I’ve always been interested in where words in English originate from. Many will know that English is a Germanic language, but due to various political changes throughout the ages (1066 for example), English vocabulary has become more Latin and French over time.
Trying to find out where words originate from is difficult, there are various resources like:
The Oxford English Dictionary – might have to pay $100 for access
Wiktionary – good website, for origin and how the word looked over time
Etymonilne – good website with multiple words related to the search term over multiple pages.
A blog by Andreas Simons – good analysis and with good visuals.
I’ll go through the analysis in Tableau first, then the Alteryx workflow.
I’ll be following the same method as Andreas Simons (see above). First I create a macro that scrapes the Etymonline website, secondly, I’ll then have a workflow that converts the data into groups of 50 words, and then I’ll use the description of the word to find out what language the word belongs to. Below I show Andreas Simons analysis and min for comparison. We achieve roughly the same results with some slight differences: similarities include the prevalence of germanic in the first few hundred words, then shifting to more Latinate. I believe we use the same word list found here. Differences include the other/unknown column, I do not want to include too much complexity into the workflow by doing this.

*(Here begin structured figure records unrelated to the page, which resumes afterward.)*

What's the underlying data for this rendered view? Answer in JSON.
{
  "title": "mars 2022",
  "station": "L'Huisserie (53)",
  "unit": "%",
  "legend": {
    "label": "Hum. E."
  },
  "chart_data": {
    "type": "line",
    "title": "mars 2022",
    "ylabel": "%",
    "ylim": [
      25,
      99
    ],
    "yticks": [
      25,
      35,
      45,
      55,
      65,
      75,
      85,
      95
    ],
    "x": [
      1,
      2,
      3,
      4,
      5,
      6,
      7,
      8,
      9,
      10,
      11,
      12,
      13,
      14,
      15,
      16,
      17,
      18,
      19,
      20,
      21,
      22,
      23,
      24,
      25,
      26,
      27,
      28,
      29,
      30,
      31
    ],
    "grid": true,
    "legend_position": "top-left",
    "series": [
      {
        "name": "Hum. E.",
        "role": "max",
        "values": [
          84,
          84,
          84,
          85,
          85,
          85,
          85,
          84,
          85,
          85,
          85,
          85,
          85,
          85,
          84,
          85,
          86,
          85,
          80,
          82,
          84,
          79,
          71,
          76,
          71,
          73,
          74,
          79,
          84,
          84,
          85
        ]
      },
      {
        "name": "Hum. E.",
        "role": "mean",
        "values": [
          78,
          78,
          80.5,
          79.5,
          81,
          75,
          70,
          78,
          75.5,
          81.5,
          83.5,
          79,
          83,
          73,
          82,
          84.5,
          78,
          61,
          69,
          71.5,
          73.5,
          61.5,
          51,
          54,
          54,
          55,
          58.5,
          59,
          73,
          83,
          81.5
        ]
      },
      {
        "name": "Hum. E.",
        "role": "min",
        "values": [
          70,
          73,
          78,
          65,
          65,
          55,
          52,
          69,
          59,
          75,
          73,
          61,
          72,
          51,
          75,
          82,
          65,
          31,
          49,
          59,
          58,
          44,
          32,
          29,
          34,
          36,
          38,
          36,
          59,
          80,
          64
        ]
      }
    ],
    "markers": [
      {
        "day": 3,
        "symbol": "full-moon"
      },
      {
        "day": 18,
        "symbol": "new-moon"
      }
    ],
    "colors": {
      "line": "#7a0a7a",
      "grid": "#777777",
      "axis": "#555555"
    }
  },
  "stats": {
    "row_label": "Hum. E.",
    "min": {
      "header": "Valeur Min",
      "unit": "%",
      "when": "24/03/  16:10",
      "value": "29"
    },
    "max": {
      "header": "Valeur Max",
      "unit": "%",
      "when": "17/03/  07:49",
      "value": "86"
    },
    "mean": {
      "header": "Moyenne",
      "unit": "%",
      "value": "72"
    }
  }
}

The first step of the alteryx workflow is to get the input and rank of the word into the Etymonline website and get the description out. I use the download tool to get the website out, then to split into a specific section I replace a piece of text in the downloaded data with a pipe “|” and use a text to columns tool on it. I regex out the word and classification of the word, by this I mean, a noun, verb, adverb, preposition, pronoun, and others. I regex again on words on the description if the first regex did not work. I get rid of any rows that are null and make the word and description lower case. I join the classification and word together to get it into a format “Word – Classification”.
The next part of the workflow is using the output from the first part, (it took about an hour to run 5000 words). I separate the words into groups of 50, sing a calculation: “floor(([rank]-1)/50)” and another “Mod([rank]-1, 50)+1”. I append 13 rows to the rows, I make a calculation later that classifies the language into 5 categories- German, French, Latin, Greek, and Other germanic.
I shorten the description to 200 words, as some languages are captured in the description even when they are not linked. I then go through different steps to get the correct language of a word, like if the word is made up of two different words (compound word) like ability-derived from able and the ending -ly. I also parse out a word if it is the same word but a different classification, like the word “input”, as it can be used as both a verb and a noun. I then combine everything, use a unique tool, and get the % of all words. Lastly, I transpose the results for each group of 50 words.
Another project I may look at in the future is another language to do this with.